Secondo i Nativi Americani i fiori della mimosa significano forza e femminilità. La pianta cresce in terreni e condizioni ostiche e difficili: per questo è simbolo di resilienza. Fiorisce tra febbraio e marzo e il suo colore giallo brillante ispira speranza per la fine del lungo inverno e l’arrivo della primavera.
Forza, resilienza, speranza: 3 caratteristiche che spinsero le partigiane Teresa Noce, Rita Montagnana e Teresa Mattei a scegliere la mimosa come pianta emblema della Giornata della donna nel 1946. Da allora, in Italia la mimosa è abbinata all’8 marzo.

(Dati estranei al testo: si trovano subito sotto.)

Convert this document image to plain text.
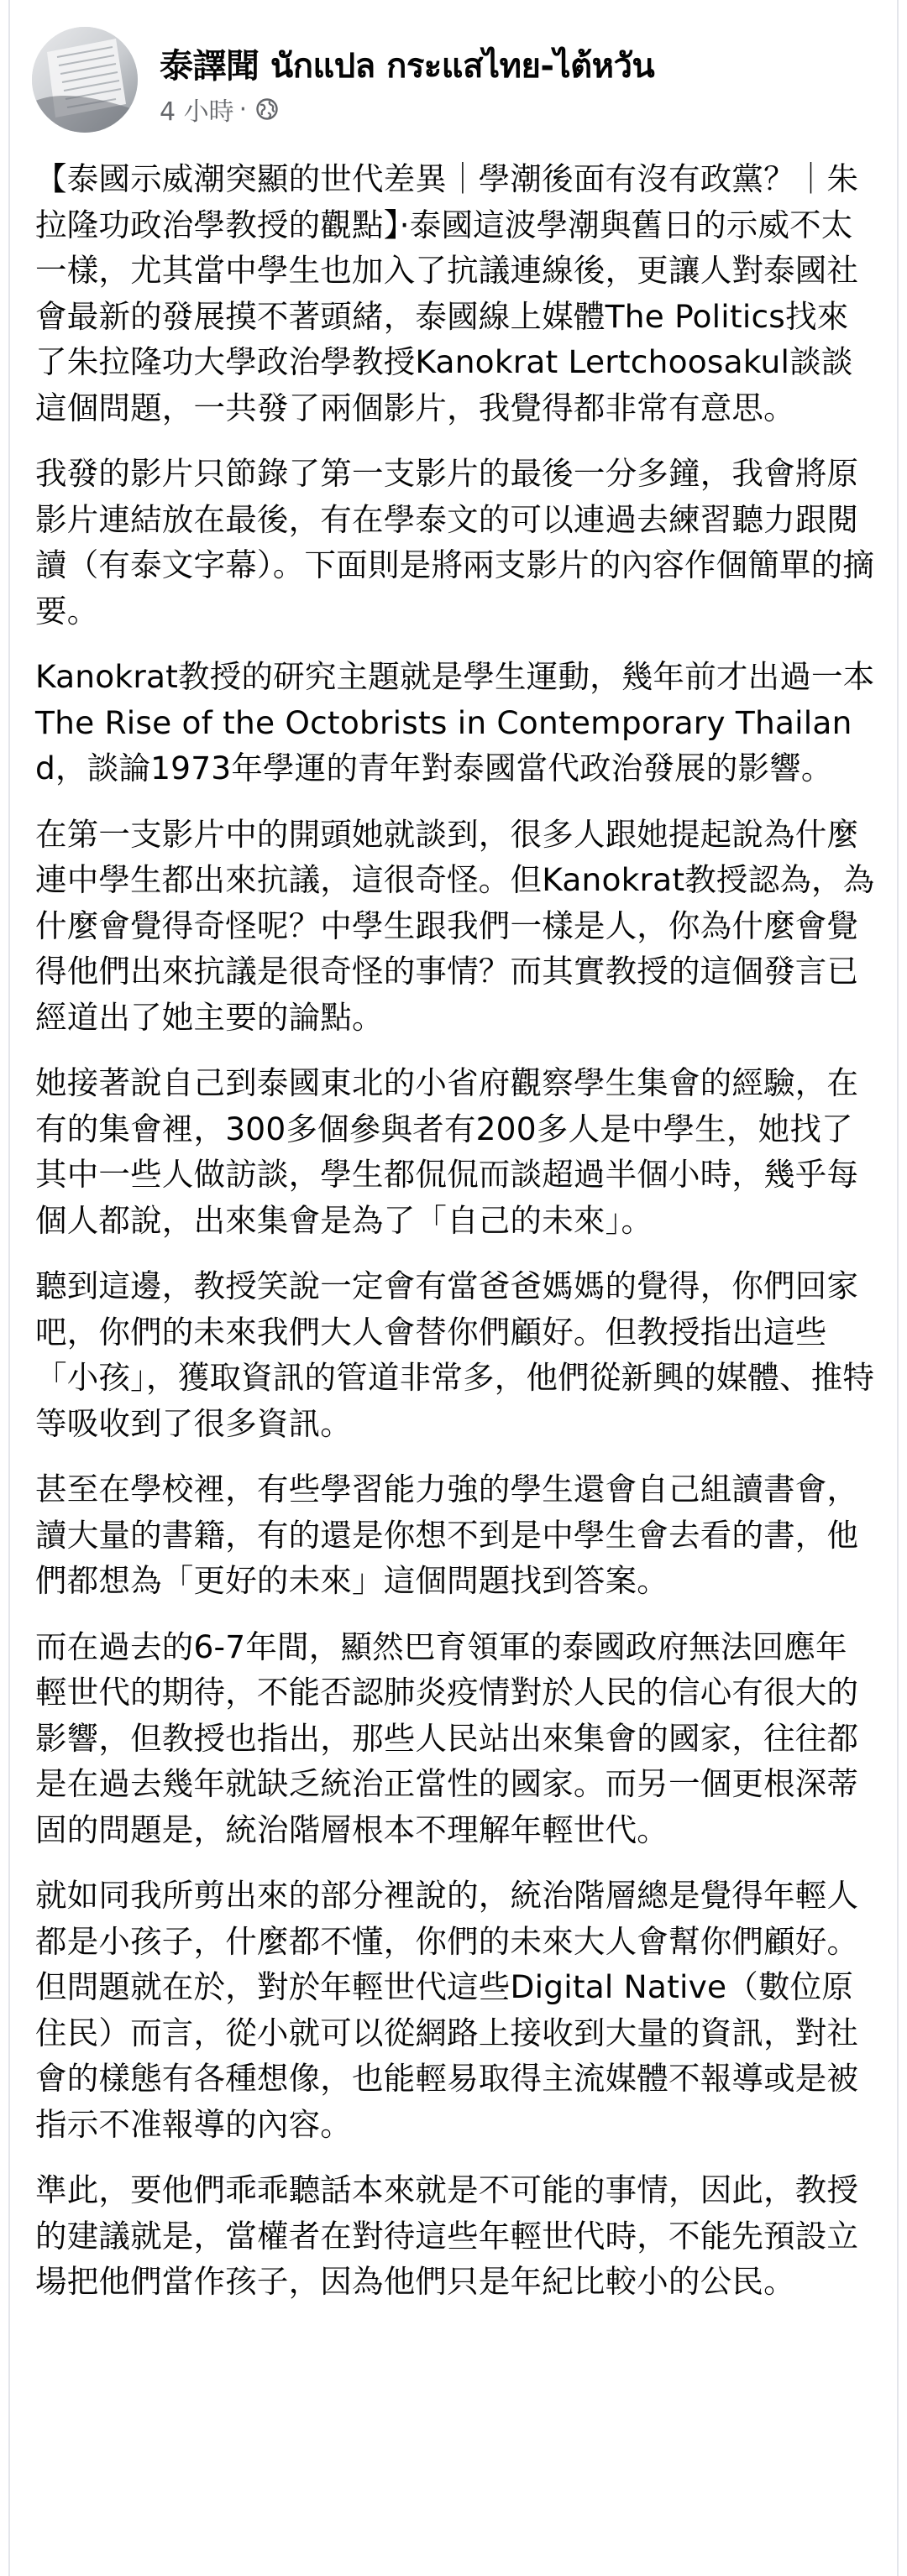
泰譯聞 นักแปล กระแสไทย-ไต้หวัน
4 小時 ·

【泰國示威潮突顯的世代差異｜學潮後面有沒有政黨？｜朱拉隆功政治學教授的觀點】·泰國這波學潮與舊日的示威不太一樣，尤其當中學生也加入了抗議連線後，更讓人對泰國社會最新的發展摸不著頭緒，泰國線上媒體The Politics找來了朱拉隆功大學政治學教授Kanokrat Lertchoosakul談談這個問題，一共發了兩個影片，我覺得都非常有意思。

我發的影片只節錄了第一支影片的最後一分多鐘，我會將原影片連結放在最後，有在學泰文的可以連過去練習聽力跟閱讀（有泰文字幕）。下面則是將兩支影片的內容作個簡單的摘要。

Kanokrat教授的研究主題就是學生運動，幾年前才出過一本The Rise of the Octobrists in Contemporary Thailand，談論1973年學運的青年對泰國當代政治發展的影響。

在第一支影片中的開頭她就談到，很多人跟她提起說為什麼連中學生都出來抗議，這很奇怪。但Kanokrat教授認為，為什麼會覺得奇怪呢？中學生跟我們一樣是人，你為什麼會覺得他們出來抗議是很奇怪的事情？而其實教授的這個發言已經道出了她主要的論點。

她接著說自己到泰國東北的小省府觀察學生集會的經驗，在有的集會裡，300多個參與者有200多人是中學生，她找了其中一些人做訪談，學生都侃侃而談超過半個小時，幾乎每個人都說，出來集會是為了「自己的未來」。

聽到這邊，教授笑說一定會有當爸爸媽媽的覺得，你們回家吧，你們的未來我們大人會替你們顧好。但教授指出這些「小孩」，獲取資訊的管道非常多，他們從新興的媒體、推特等吸收到了很多資訊。

甚至在學校裡，有些學習能力強的學生還會自己組讀書會，讀大量的書籍，有的還是你想不到是中學生會去看的書，他們都想為「更好的未來」這個問題找到答案。

而在過去的6-7年間，顯然巴育領軍的泰國政府無法回應年輕世代的期待，不能否認肺炎疫情對於人民的信心有很大的影響，但教授也指出，那些人民站出來集會的國家，往往都是在過去幾年就缺乏統治正當性的國家。而另一個更根深蒂固的問題是，統治階層根本不理解年輕世代。

就如同我所剪出來的部分裡說的，統治階層總是覺得年輕人都是小孩子，什麼都不懂，你們的未來大人會幫你們顧好。但問題就在於，對於年輕世代這些Digital Native（數位原住民）而言，從小就可以從網路上接收到大量的資訊，對社會的樣態有各種想像，也能輕易取得主流媒體不報導或是被指示不准報導的內容。

準此，要他們乖乖聽話本來就是不可能的事情，因此，教授的建議就是，當權者在對待這些年輕世代時，不能先預設立場把他們當作孩子，因為他們只是年紀比較小的公民。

La Giornata internazionale della donna celebra i progressi in ambito economico, politico e culturale raggiunti dalle donne in tutto il mondo, giornata istituita ufficialmente dall’ONU nel 1977.
Ogni anno l’ONU definisce un tema per l’8 marzo. Per il 2021 il tema scelto è: “Le donne in un mondo del lavoro in evoluzione: verso un pianeta 50-50 nel 2030”.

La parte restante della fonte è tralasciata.